The Future of Industrial Bioraffineries, un rapport publié la semaine dernière par le Forum économique mondial, évoque pourtant un marché potentiel de 295 milliards de dollars (237 Mrds €) d'ici à 2020 pour les biocarburants, les produits chimiques et matériaux biosourcés, et la bioénergie. Si on retranche cette dernière, le potentiel dépasse les 230 Mrds $, avec de multiples ouvertures pour les industriels de la chimie. Concocté en collaboration avec DSM, Braskem, Novozymes et DuPont, ce rapport dessine les potentialités par segments. Du côté des matières premières agricoles et de la production de biomasse, évalués respectivement à 15 et 89 Mrds $ d'ici à 10 ans, de multiples secteurs sont concernés comme les engrais, les semences, les phytosanitaires et tout ce qui permettra de mieux valoriser la chaîne de la biomasse. Entre la production et la conversion de biomasse, le rapport évoque un marché de 30 Mrds $ pour les nouveaux procédés de densification afin d'optimiser les solutions logistiques. Le bioraffinage, qui nécessitera une multitude d'outils de transformation (enzymes, micro-organismes... ), représenterait une "niche" de 10 Mrds $. En sortie de chaîne, les biocarburants pèseraient d'ici à 10 ans pour 80 Mrds $ et les produits et plastiques biosourcés incarneraient un marché de 10 voire 15 Mrds $. À l'horizon 2020, la production de produits chimiques biosourcés atteindrait ainsi 9 % du total de la production chimique.

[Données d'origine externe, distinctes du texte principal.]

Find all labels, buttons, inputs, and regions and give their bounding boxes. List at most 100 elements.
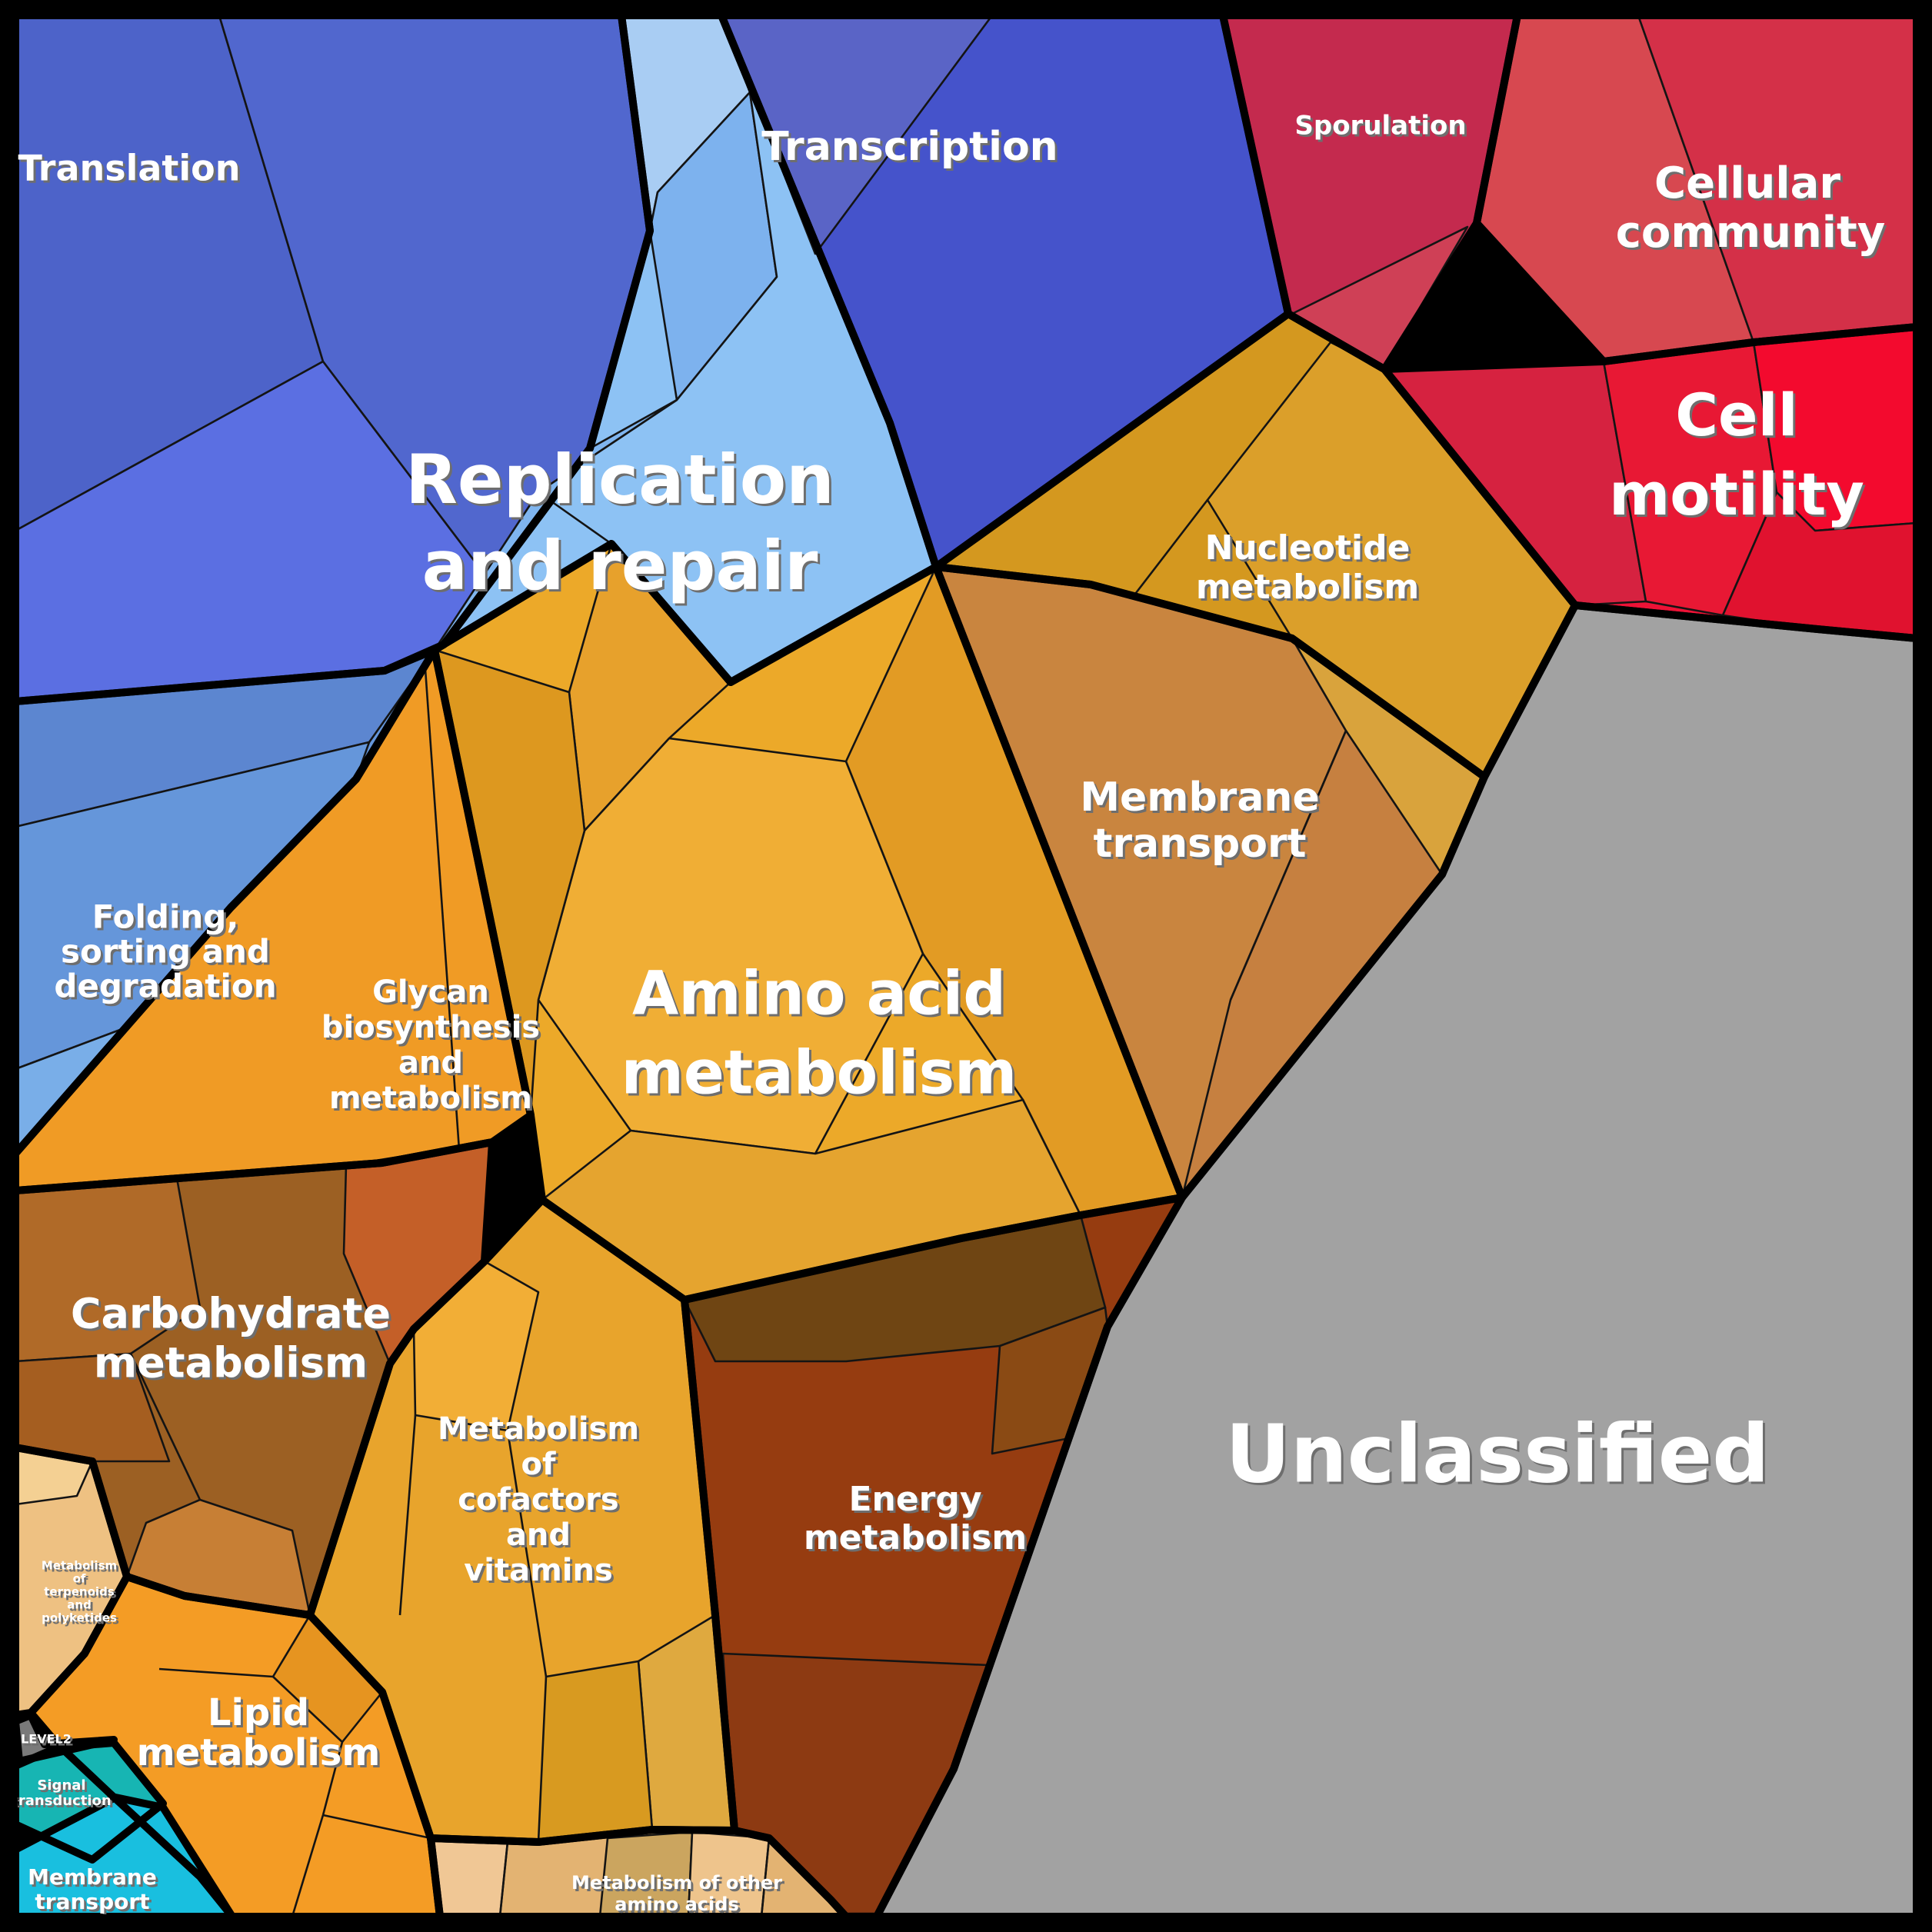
label-glycan-line1-shadow: biosynthesis	[324, 1012, 542, 1048]
label-glycan-line1: biosynthesis	[321, 1010, 540, 1045]
region-level2	[15, 1715, 114, 1761]
label-membrane_transport-line1-shadow: transport	[1095, 823, 1308, 869]
label-folding-line0: Folding,	[92, 898, 239, 936]
subcell-cofactors-2[interactable]	[537, 1660, 654, 1844]
label-cofactors-line3: and	[506, 1517, 571, 1553]
label-nucleotide-line0: Nucleotide	[1205, 528, 1411, 568]
label-nucleotide-line1: metabolism	[1196, 568, 1419, 607]
label-terpenoids-line1: of	[73, 1572, 86, 1586]
label-cellular_community-line1-shadow: community	[1618, 210, 1888, 260]
subcell-divider	[424, 668, 461, 1151]
label-other_amino-line0-shadow: Metabolism of other	[574, 1874, 784, 1896]
label-lipid-line0: Lipid	[208, 1691, 309, 1734]
cells-layer	[14, 14, 1918, 1918]
subcell-divider	[291, 1814, 325, 1917]
label-folding-line1-shadow: sorting and	[63, 935, 272, 973]
region-membrane_env	[15, 1797, 232, 1917]
label-sporulation-line0: Sporulation	[1294, 111, 1466, 142]
label-energy-line1: metabolism	[804, 1518, 1027, 1557]
cell-glycan[interactable]	[15, 650, 531, 1191]
label-energy-line0: Energy	[848, 1480, 981, 1519]
region-membrane_transport	[934, 565, 1486, 1199]
label-level2-line0: LEVEL2	[21, 1732, 72, 1747]
label-membrane_transport-line0: Membrane	[1080, 774, 1319, 821]
subcell-divider	[322, 1814, 431, 1840]
label-carbohydrate-line1-shadow: metabolism	[96, 1341, 370, 1390]
label-folding-line0-shadow: Folding,	[95, 901, 242, 938]
border-unclassified	[873, 601, 1920, 1920]
label-energy-line0-shadow: Energy	[851, 1482, 984, 1521]
label-signal-line1: transduction	[12, 1793, 111, 1809]
label-glycan-line3-shadow: metabolism	[331, 1083, 535, 1118]
label-glycan-line2-shadow: and	[401, 1048, 465, 1083]
label-terpenoids-line4: polyketides	[42, 1611, 117, 1625]
label-unclassified-line0-shadow: Unclassified	[1227, 1409, 1771, 1503]
label-translation-line0-shadow: Translation	[20, 150, 242, 192]
label-folding-line2: degradation	[54, 968, 276, 1005]
region-lipid	[31, 1577, 440, 1917]
region-folding	[14, 648, 436, 1155]
label-cell_motility-line1: motility	[1609, 460, 1864, 528]
label-cellular_community-line0: Cellular	[1654, 158, 1840, 208]
label-lipid-line1-shadow: metabolism	[139, 1734, 383, 1777]
region-cofactors	[310, 1200, 736, 1844]
label-folding-line2-shadow: degradation	[56, 970, 278, 1008]
label-terpenoids-line0: Metabolism	[42, 1559, 117, 1573]
subcell-divider	[398, 1414, 417, 1616]
label-terpenoids-line3: and	[67, 1598, 92, 1612]
label-membrane_transport-line0-shadow: Membrane	[1082, 777, 1321, 823]
label-transcription-line0-shadow: Transcription	[764, 126, 1060, 172]
label-amino-line1-shadow: metabolism	[624, 1041, 1020, 1110]
label-other_amino-line1-shadow: amino acids	[617, 1896, 741, 1917]
cell-membrane_env[interactable]	[15, 1797, 232, 1917]
label-signal-line1-shadow: transduction	[14, 1795, 113, 1811]
subcell-divider	[506, 1430, 548, 1677]
label-cofactors-line3-shadow: and	[508, 1520, 573, 1555]
label-glycan-line0-shadow: Glycan	[375, 977, 491, 1012]
region-amino	[433, 542, 1184, 1301]
cell-level2[interactable]	[15, 1715, 114, 1761]
label-membrane_env-line0: Membrane	[28, 1864, 157, 1890]
subcell-amino-1[interactable]	[537, 737, 924, 1155]
label-replication-line0-shadow: Replication	[408, 442, 837, 521]
subcell-divider	[1129, 499, 1209, 601]
label-cofactors-line4: vitamins	[464, 1553, 613, 1588]
label-amino-line1: metabolism	[621, 1038, 1018, 1108]
region-replication	[433, 14, 938, 684]
cell-unclassified[interactable]	[877, 605, 1917, 1917]
region-translation	[14, 14, 651, 703]
cell-terpenoids[interactable]	[15, 1447, 127, 1715]
label-signal-line0-shadow: Signal	[39, 1780, 88, 1796]
label-membrane_env-line1: transport	[35, 1889, 149, 1914]
subcell-divider	[158, 1667, 274, 1678]
label-nucleotide-line1-shadow: metabolism	[1198, 570, 1421, 609]
label-folding-line1: sorting and	[61, 933, 270, 971]
region-unclassified	[877, 605, 1917, 1917]
label-unclassified-line0: Unclassified	[1225, 1407, 1769, 1501]
subcell-divider	[760, 1837, 771, 1917]
label-glycan-line2: and	[398, 1045, 463, 1081]
label-lipid-line1: metabolism	[137, 1731, 381, 1774]
label-cofactors-line1: of	[521, 1447, 556, 1482]
label-level2-line0-shadow: LEVEL2	[23, 1734, 74, 1749]
label-glycan-line0: Glycan	[372, 974, 489, 1010]
label-replication-line1-shadow: and repair	[425, 528, 821, 608]
label-replication-line1: and repair	[422, 526, 818, 605]
cell-sporulation[interactable]	[1223, 15, 1517, 369]
label-cell_motility-line1-shadow: motility	[1611, 462, 1867, 531]
label-amino-line0-shadow: Amino acid	[635, 961, 1008, 1031]
label-carbohydrate-line0: Carbohydrate	[71, 1290, 391, 1338]
label-translation-line0: Translation	[18, 148, 240, 189]
label-carbohydrate-line0-shadow: Carbohydrate	[73, 1292, 393, 1341]
label-signal-line0: Signal	[37, 1777, 85, 1794]
label-cofactors-line0-shadow: Metabolism	[440, 1414, 641, 1449]
label-cofactors-line1-shadow: of	[524, 1449, 558, 1484]
label-terpenoids-line4-shadow: polyketides	[44, 1614, 119, 1627]
label-cell_motility-line0-shadow: Cell	[1677, 383, 1800, 451]
label-terpenoids-line2-shadow: terpenoids	[46, 1587, 117, 1601]
label-cofactors-line0: Metabolism	[438, 1411, 639, 1447]
label-terpenoids-line3-shadow: and	[69, 1601, 94, 1614]
label-transcription-line0: Transcription	[761, 124, 1058, 170]
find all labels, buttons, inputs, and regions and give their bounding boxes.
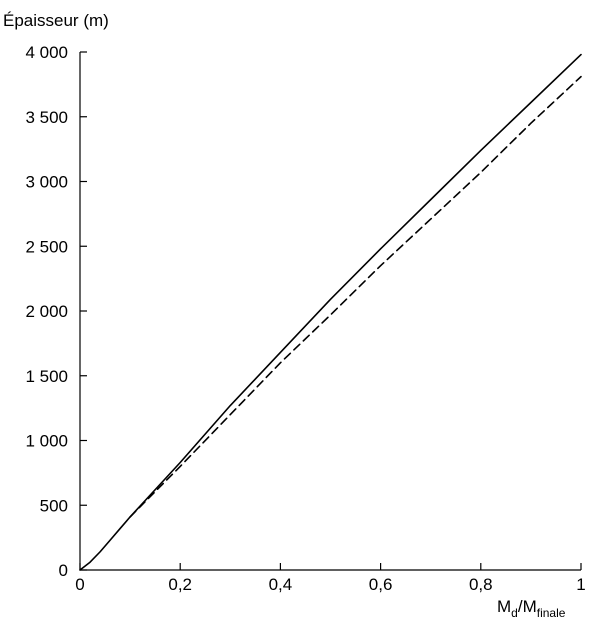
y-tick-label: 1 500 — [25, 367, 68, 386]
x-title-main: M — [497, 597, 511, 616]
solid-series-line — [79, 53, 582, 571]
x-title-sep: /M — [518, 597, 537, 616]
x-tick-label: 0,4 — [269, 575, 293, 594]
dashed-series-line — [129, 75, 582, 518]
x-tick-label: 0,8 — [469, 575, 493, 594]
y-tick-label: 2 500 — [25, 237, 68, 256]
x-tick-label: 0 — [75, 575, 84, 594]
x-title-sub2: finale — [537, 606, 566, 617]
y-tick-label: 3 000 — [25, 173, 68, 192]
x-axis: 0 0,2 0,4 0,6 0,8 1 — [75, 563, 586, 594]
y-tick-label: 500 — [40, 496, 68, 515]
x-title-sub1: d — [511, 606, 518, 617]
x-tick-label: 0,6 — [369, 575, 393, 594]
y-tick-label: 4 000 — [25, 43, 68, 62]
y-tick-label: 1 000 — [25, 432, 68, 451]
y-tick-label: 3 500 — [25, 108, 68, 127]
series-layer — [79, 53, 582, 571]
y-axis: 0 500 1 000 1 500 2 000 2 500 3 000 3 500 4 000 — [25, 43, 87, 580]
x-tick-label: 0,2 — [168, 575, 192, 594]
x-axis-title: Md/Mfinale — [497, 597, 566, 617]
y-tick-label: 0 — [59, 561, 68, 580]
y-axis-title: Épaisseur (m) — [3, 11, 109, 30]
x-tick-label: 1 — [576, 575, 585, 594]
y-tick-label: 2 000 — [25, 302, 68, 321]
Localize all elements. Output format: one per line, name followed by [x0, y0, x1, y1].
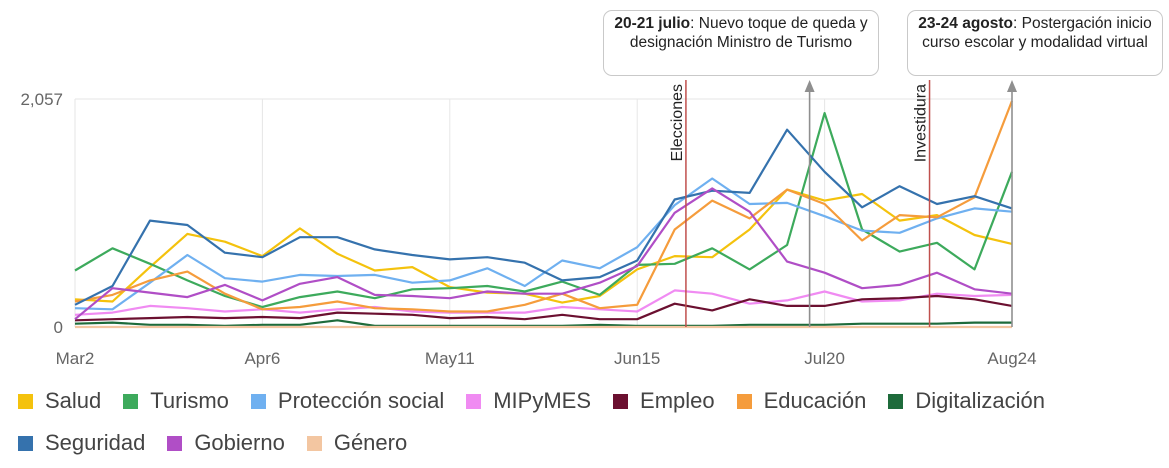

"L'Europe et l'Asie très en retrait"

En plus d'établir un recensement des matières premières (amidon, micro-algues... ) ou de passer en revue les procédés (fermentation, gazéification, pyrolyse... ), le rapport dresse un état des lieux géographique. Avec un bilan peu valorisant pour l'Europe et l'Asie, très en retrait par rapport aux États-Unis et au Brésil. En Europe, malgré une forte volonté, trop peu de projets de bioraffineries sont en développement par rapport aux États-Unis, les efforts de R&D sont encore trop fragmentés, et les investissements insuffisants. Une situation très préjudiciable à en croire le rapport, lequel souligne ainsi qu' « une large partie des connaissances sur les technologies de bioraffinage issues des universités, des instituts de recherche et des industriels européens migre graduellement à l'étranger en raison du manque de projets en Europe ». En Asie, seule la Chine apparaît comme un élément moteur, notamment pour le bioéthanol. Aux États-Unis et au Brésil en revanche, les investissements, les projets et les capacités se sont multipliés ces dernières années. Les deux champions de l'éthanol ont d'ailleurs pris le virage du bioéthanol avec une tendance de plus en plus nette pour la valorisation des résidus plutôt que des matières comestibles. Un développement économique qui se décline aussi par le biais de l'emploi. Rien qu'aux États-Unis, le nombre de postes dans l'industrie du bioraffinage devrait passer de 40 000 à 800 000 d'ici à 2022. À l'heure où Bernardo Gradin, le p-dg de Braskem évoque une « troisième révolution industrielle », le rapport souligne que le développement des procédés, des technologies, des infrastructures et des financements ne peut se faire de manière isolée. Cela passera par un rapprochement d'entreprises venues d'horizons parfois très différents, et surtout d'une meilleure collaboration public-privé et, de fait, d'un meilleur soutien des pouvoirs publics. Pour le bio aussi, l'union fera la force.